Neither the U.S. or the E.U. evinces regional governance in the sense of covering a global region, as if a stepping stone on the way to a world government. Furthermore, both unions faced significant internal political strains in 2024, and enlarging either union rather than being focused on addressing internal pressures could be foolish rather than prudent. For instance, before adding more Eastern European states, the E.U. could be strengthened on the federal level by applying qualified majority rule to more E.U. competencies in the European Council and the ministerial Council of the E.U., and giving the E.U.’s Parliament more authority so it could be a check on state governments exploiting conflicts of interest through the councils.

Fourthly, allowing Canada to apply to become an E.U. state would open the door to Israel doing the same, which would embroil the E.U. in Middle East politics. That “Israel’s security cabinet . . . approved a plan to expand its military offensive” in Gaza after more than month of blocking humanitarian aid such as food and medical supplies from entering the enclave and in spite of rulings against Israel by the International Criminal Court and the U.N.’s International Court of Justice may suggest that negotiating with Israel in the European Council and the council of ministers could result in stalemate rather than decisions.[5] In other words, if you think Viktor Orbán is stubborn, try Ben Netanyahu. Given the staying power of the principle of unanimity, flexibility on the state level is a highly valuable commodity at the federal level, given the extent of state power there. Even giving Turkey the go-ahead would have introduced a Middle Eastern culture into the E.U. at the councils, and E.U. decision-making would have been much more difficult because of exogenous values would have to be recognized and respected even if they conflict with European culture. Moreover, no limit would exist as to how large the E.U. could become. At some point, diseconomies of scale could take a toll on the federal level in being able to realize benefits from collective action as distinct from merely aggregated benefits from states acting unilaterally, such as in foreign policy and defense.
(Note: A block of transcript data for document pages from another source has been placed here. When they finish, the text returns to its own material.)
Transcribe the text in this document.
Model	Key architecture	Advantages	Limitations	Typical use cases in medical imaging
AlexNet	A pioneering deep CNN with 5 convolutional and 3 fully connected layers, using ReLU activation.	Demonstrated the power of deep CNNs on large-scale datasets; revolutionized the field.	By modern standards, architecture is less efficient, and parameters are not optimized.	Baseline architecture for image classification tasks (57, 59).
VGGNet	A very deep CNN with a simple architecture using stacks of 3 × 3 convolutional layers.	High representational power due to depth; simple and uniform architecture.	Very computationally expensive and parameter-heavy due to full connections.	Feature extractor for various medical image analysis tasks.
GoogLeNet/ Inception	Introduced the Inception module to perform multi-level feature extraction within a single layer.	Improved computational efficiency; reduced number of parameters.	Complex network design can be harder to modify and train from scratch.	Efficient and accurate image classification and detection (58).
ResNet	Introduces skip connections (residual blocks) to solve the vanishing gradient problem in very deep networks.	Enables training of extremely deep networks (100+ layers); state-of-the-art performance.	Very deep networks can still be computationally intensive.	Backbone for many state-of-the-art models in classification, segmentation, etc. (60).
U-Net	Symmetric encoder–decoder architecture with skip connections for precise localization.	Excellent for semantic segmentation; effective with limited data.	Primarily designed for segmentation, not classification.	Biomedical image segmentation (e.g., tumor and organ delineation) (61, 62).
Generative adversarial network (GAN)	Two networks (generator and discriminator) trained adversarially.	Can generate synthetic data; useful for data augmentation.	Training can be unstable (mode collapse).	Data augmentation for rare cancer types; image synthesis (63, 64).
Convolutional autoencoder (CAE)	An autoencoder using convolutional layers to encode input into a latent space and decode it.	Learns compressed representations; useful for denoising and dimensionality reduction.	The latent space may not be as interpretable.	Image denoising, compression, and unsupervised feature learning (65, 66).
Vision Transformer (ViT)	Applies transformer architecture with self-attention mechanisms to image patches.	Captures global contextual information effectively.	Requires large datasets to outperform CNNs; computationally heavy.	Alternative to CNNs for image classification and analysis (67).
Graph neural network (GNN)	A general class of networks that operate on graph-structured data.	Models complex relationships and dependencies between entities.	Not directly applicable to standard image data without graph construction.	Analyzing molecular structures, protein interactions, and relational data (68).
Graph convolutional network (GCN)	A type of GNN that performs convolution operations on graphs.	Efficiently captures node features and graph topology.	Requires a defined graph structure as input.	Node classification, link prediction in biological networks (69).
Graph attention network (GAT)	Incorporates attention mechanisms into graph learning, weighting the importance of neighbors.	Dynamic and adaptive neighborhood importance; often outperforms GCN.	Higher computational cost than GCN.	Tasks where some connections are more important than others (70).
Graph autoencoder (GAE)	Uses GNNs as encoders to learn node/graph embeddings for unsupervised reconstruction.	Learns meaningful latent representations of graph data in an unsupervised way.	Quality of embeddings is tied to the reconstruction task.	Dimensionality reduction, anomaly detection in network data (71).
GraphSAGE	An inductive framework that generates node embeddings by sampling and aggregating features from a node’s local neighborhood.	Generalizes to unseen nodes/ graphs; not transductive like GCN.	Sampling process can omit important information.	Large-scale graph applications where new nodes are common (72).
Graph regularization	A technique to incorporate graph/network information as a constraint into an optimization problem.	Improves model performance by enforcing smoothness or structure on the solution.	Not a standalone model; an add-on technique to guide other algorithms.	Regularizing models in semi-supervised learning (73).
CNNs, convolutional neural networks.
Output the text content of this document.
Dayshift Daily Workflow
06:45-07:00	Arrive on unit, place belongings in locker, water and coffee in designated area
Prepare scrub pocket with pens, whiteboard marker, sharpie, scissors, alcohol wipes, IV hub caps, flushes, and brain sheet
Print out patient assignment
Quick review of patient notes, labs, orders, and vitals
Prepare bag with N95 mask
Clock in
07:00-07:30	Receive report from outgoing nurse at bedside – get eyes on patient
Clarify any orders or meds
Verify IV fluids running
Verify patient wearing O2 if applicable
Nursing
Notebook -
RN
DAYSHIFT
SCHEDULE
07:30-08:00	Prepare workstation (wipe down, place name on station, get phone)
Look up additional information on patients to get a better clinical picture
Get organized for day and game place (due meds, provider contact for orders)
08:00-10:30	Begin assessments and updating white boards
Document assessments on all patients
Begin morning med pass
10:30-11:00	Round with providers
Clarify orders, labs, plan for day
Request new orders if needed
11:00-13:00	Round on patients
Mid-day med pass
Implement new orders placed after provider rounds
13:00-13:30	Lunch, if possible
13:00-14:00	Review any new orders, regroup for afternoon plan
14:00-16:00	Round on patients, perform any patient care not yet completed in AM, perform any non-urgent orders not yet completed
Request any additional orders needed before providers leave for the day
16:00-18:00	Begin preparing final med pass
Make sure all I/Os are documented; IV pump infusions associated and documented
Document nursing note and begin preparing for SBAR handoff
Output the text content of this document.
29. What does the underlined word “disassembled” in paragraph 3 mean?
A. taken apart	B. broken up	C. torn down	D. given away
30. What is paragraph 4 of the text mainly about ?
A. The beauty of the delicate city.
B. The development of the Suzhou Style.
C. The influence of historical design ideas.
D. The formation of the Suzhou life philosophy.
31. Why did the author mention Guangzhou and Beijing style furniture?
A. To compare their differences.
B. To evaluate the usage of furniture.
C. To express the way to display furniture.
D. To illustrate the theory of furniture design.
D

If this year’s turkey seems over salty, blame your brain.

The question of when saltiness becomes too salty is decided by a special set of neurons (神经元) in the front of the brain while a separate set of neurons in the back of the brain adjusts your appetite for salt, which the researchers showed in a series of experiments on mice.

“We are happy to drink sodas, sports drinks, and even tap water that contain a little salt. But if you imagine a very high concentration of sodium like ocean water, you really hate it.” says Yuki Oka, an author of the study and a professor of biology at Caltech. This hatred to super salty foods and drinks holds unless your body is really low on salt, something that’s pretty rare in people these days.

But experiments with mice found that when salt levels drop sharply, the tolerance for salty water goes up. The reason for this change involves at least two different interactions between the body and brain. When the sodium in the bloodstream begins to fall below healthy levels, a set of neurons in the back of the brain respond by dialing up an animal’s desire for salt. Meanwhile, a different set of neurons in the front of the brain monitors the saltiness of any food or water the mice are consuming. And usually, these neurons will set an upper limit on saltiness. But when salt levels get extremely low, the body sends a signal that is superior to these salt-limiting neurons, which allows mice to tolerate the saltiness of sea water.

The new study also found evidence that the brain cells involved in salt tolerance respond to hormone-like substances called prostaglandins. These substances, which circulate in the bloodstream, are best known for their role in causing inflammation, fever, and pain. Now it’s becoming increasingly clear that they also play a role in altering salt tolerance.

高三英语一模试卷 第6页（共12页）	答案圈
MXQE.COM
Lastly, the British monarch is, at least as of 2025, the head of state of Canada. Even though the lack of geographical proximity renders that royal role difficult, that the United Kingdom had seceded from the E.U. renders Canadian accession both awkward and difficult. Although the royal role does not render Canada subservient to the British government, the question of Canada's loyalty to the E.U. could conceivably be raised by federal and state officials in the union because of the head of state is an official role in Canada. Perhaps the loyalist Canadians could push for Canada’s provinces, except for Quebec, to be made equivalent to Wales, Northern Ireland, and Scotland as regions in the United Kingdom instead of Canada becoming a state in the European Union. Does not having the king or queen as head of state mean that Canada is essentially within the monarch's kingdom, even if not subject to the British government? Of course, neither Canadian provinces becoming regional governments in a European kingdom nor Canada becoming a state in an empire-scale union is very realistic, given the sheer gravitas of the status quo. Radical political change is seen as momentous not only for its platforms being very different, but also because such change is rare. Nevertheless, in analyzing possibilities for significant change in how various scales (and scale-types) of polities are related, the prerequisite of relating stepwise regions, kingdoms, and empire-scale polities around the world is best done without category-mistakes foisted by political ideology (e.g., nationalism).[6]


1. Stefan Grobe, “Meet the MEP Who Wants to Bring Canada into the European Union,” Euronews.com, 5 May 2025.
3. Ibid.
4. Ibid.
5. David Gritten, “
Israel Security Cabinet Approves Plan to ‘Capture’ Gaza, Official Says,” BBC.com, 5 May 2025.